Credit agency TransUnion said today that the national mortgage-deliquency rate, which measures the portion of mortgage borrowers at least 60 days past due, is expected to dip below 5 percent by the end of 2011 for the first time since the end of 2008.

That rate would still be far above the historical average of 1.5 to 2 percent, a rate not seen since the beginning of 2007, according to TransUnion. One of the nation's three major credit agencies, TransUnion collects data on nearly every U.S. consumer, and bases its survey on a sample of 27 million credit files.

"We're starting to move in the right direction after a long period of moving in the wrong direction," said Steve Chaouki, TransUnion's group vice president for financial services.

The delinquency rate for Pennsylvania mortgage borrowers is also expected to drop. TransUnion estimates that 4.24 percent of Pennsylvania mortgage borrowers are currently at least 60 days behind. By the end of 2011, it expects that rate to drop nearly 15 percent, to 3.62 percent.

Chaouki said Pennsylvania's rates were helped because some of its communities, such as Pittsburgh, "never saw the huge increases" in home prices that characterized the housing bubble.

TransUnion's report said the Philadelphia region's mortgage delinquencies had leveled off over the last year, though at a historically high rate. In 2010's third quarter, 5.64 percent of the metropolitan area's mortgage borrowers were severely delinquent - up from 2.08 percent at the start of 2007.

Overall, Chaouki said the dip in delinquencies reflected positive trends in consumers' management of credit. "Households are improving their balance sheets, and households are using credit less," he said.

But he said the data also reflect the magnitude of the financial crisis and recession, since loans can vanish from credit data once they are charged off or enter the foreclosure process - a significant factor with about 4 million homes in late-stage deliquency or foreclosure, according to Moody's Analytics.

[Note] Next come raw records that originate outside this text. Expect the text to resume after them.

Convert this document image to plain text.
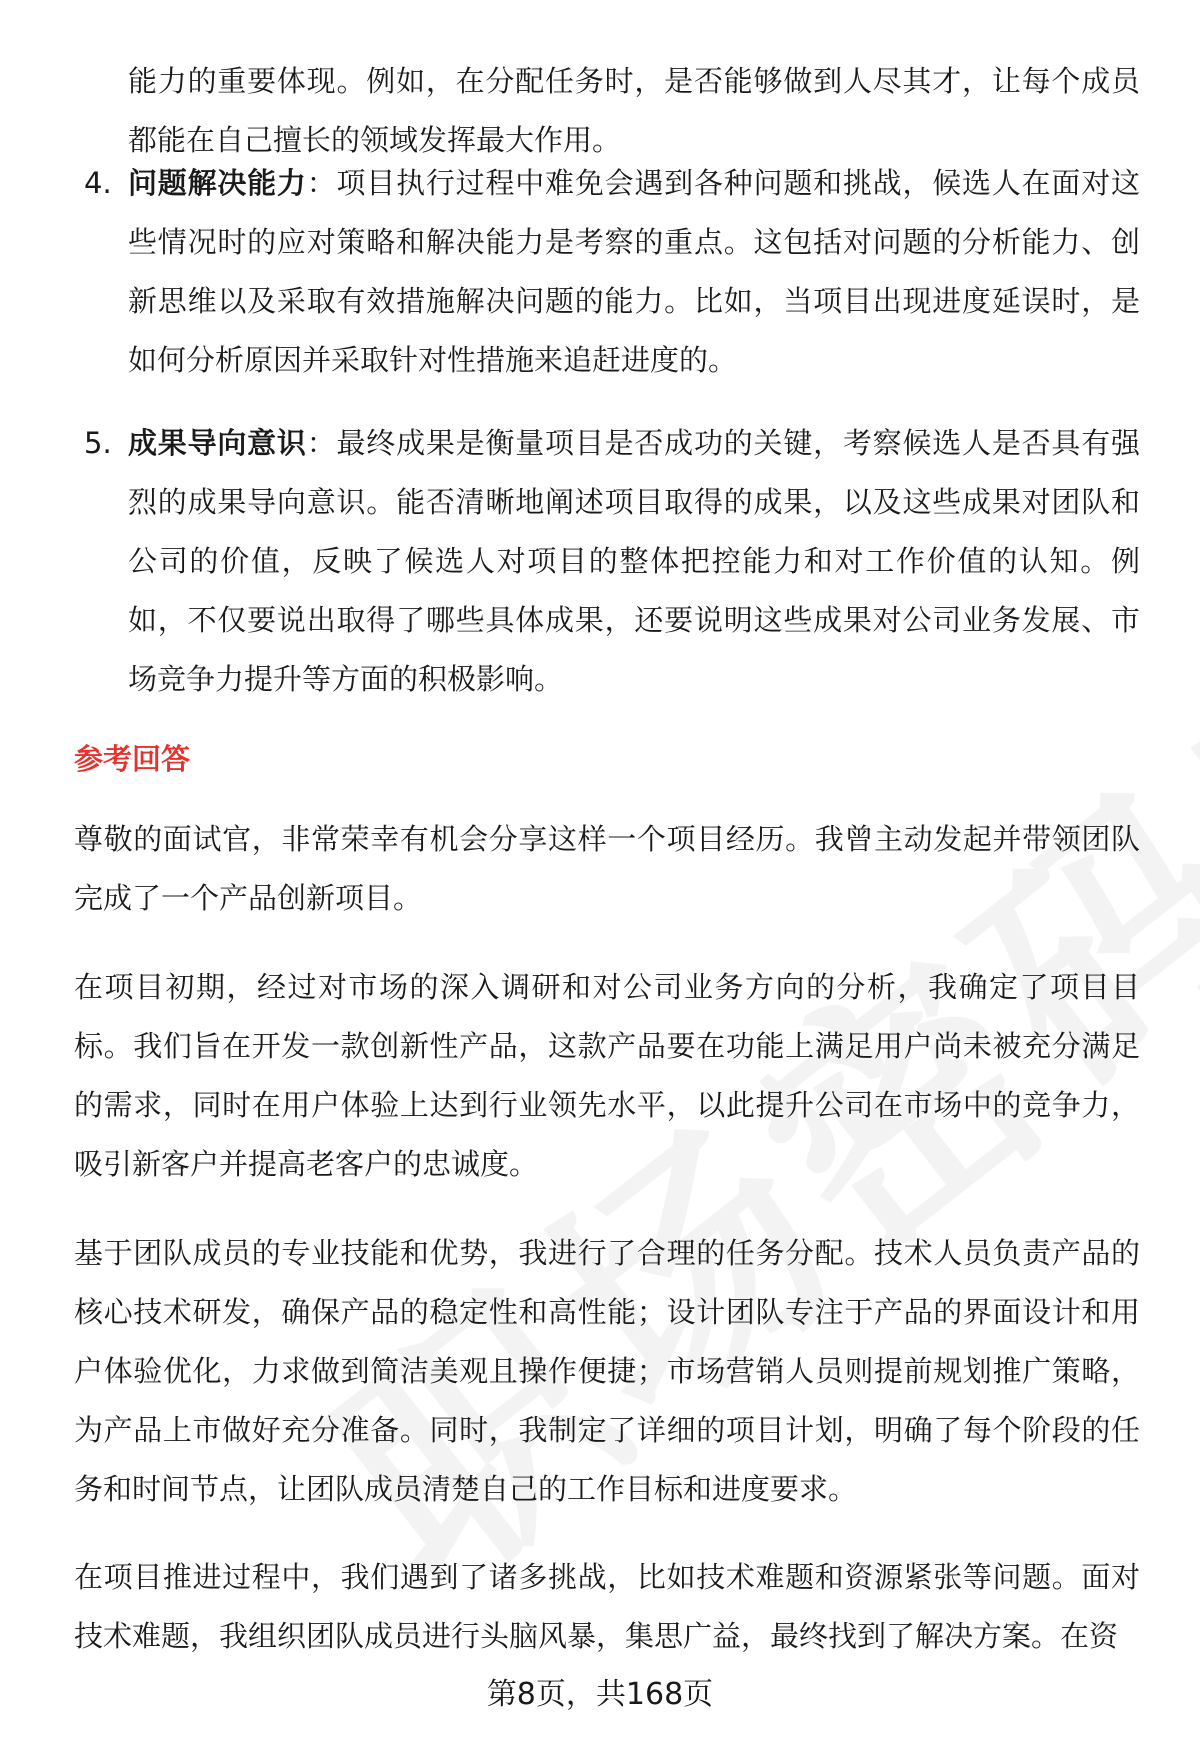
能力的重要体现。例如，在分配任务时，是否能够做到人尽其才，让每个成员都能在自己擅长的领域发挥最大作用。

4. 问题解决能力：项目执行过程中难免会遇到各种问题和挑战，候选人在面对这些情况时的应对策略和解决能力是考察的重点。这包括对问题的分析能力、创新思维以及采取有效措施解决问题的能力。比如，当项目出现进度延误时，是如何分析原因并采取针对性措施来追赶进度的。

5. 成果导向意识：最终成果是衡量项目是否成功的关键，考察候选人是否具有强烈的成果导向意识。能否清晰地阐述项目取得的成果，以及这些成果对团队和公司的价值，反映了候选人对项目的整体把控能力和对工作价值的认知。例如，不仅要说出取得了哪些具体成果，还要说明这些成果对公司业务发展、市场竞争力提升等方面的积极影响。

参考回答

尊敬的面试官，非常荣幸有机会分享这样一个项目经历。我曾主动发起并带领团队完成了一个产品创新项目。

在项目初期，经过对市场的深入调研和对公司业务方向的分析，我确定了项目目标。我们旨在开发一款创新性产品，这款产品要在功能上满足用户尚未被充分满足的需求，同时在用户体验上达到行业领先水平，以此提升公司在市场中的竞争力，吸引新客户并提高老客户的忠诚度。

基于团队成员的专业技能和优势，我进行了合理的任务分配。技术人员负责产品的核心技术研发，确保产品的稳定性和高性能；设计团队专注于产品的界面设计和用户体验优化，力求做到简洁美观且操作便捷；市场营销人员则提前规划推广策略，为产品上市做好充分准备。同时，我制定了详细的项目计划，明确了每个阶段的任务和时间节点，让团队成员清楚自己的工作目标和进度要求。

在项目推进过程中，我们遇到了诸多挑战，比如技术难题和资源紧张等问题。面对技术难题，我组织团队成员进行头脑风暴，集思广益，最终找到了解决方案。在资

第8页，共168页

Chaouki said TransUnion uses 60-day delinquency as a mortgage benchmark because that reflects "severe delinquency" for what is typically the largest and most important bill a consumer pays.

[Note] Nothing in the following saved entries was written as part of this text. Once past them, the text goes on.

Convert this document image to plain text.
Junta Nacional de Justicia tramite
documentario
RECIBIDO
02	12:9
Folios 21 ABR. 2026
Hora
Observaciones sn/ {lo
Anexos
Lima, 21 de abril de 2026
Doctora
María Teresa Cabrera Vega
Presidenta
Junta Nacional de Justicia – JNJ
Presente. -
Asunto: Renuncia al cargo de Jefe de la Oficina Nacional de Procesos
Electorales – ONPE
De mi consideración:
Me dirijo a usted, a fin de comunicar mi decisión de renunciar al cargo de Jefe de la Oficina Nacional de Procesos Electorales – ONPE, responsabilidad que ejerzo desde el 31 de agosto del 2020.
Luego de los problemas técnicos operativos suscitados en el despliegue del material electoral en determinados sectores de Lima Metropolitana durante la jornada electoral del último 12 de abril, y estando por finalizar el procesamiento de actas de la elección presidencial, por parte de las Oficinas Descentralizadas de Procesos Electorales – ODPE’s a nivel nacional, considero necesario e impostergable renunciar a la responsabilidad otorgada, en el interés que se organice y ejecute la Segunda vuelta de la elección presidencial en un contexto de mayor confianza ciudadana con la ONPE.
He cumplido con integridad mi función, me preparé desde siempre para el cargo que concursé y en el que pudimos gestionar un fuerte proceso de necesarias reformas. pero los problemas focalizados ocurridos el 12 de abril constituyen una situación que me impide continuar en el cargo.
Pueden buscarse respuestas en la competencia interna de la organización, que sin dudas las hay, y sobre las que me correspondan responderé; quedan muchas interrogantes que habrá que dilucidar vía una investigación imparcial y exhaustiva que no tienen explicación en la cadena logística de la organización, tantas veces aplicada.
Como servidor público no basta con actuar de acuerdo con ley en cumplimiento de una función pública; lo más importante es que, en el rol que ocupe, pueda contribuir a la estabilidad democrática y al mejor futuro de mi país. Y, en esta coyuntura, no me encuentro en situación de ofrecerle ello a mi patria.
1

"At that point, you owe three payments, and that's a very onerous amount for most people," he said.

TransUnion said the portion of Americans at least 90 days late on credit cards was expected to drop more than 10 percent next year both nationally and in Pennsylvania.

Chaouki said the national rate of credit-card delinquencies, now 0.75 percent, was expected to drop to 0.67 percent by the end of 2011 - lower than any quarter since 1995. He said that partly reflected a rise in the number of Americans who don't have a general-purpose, bank-issued credit card, to 78 million from 70 million a year ago.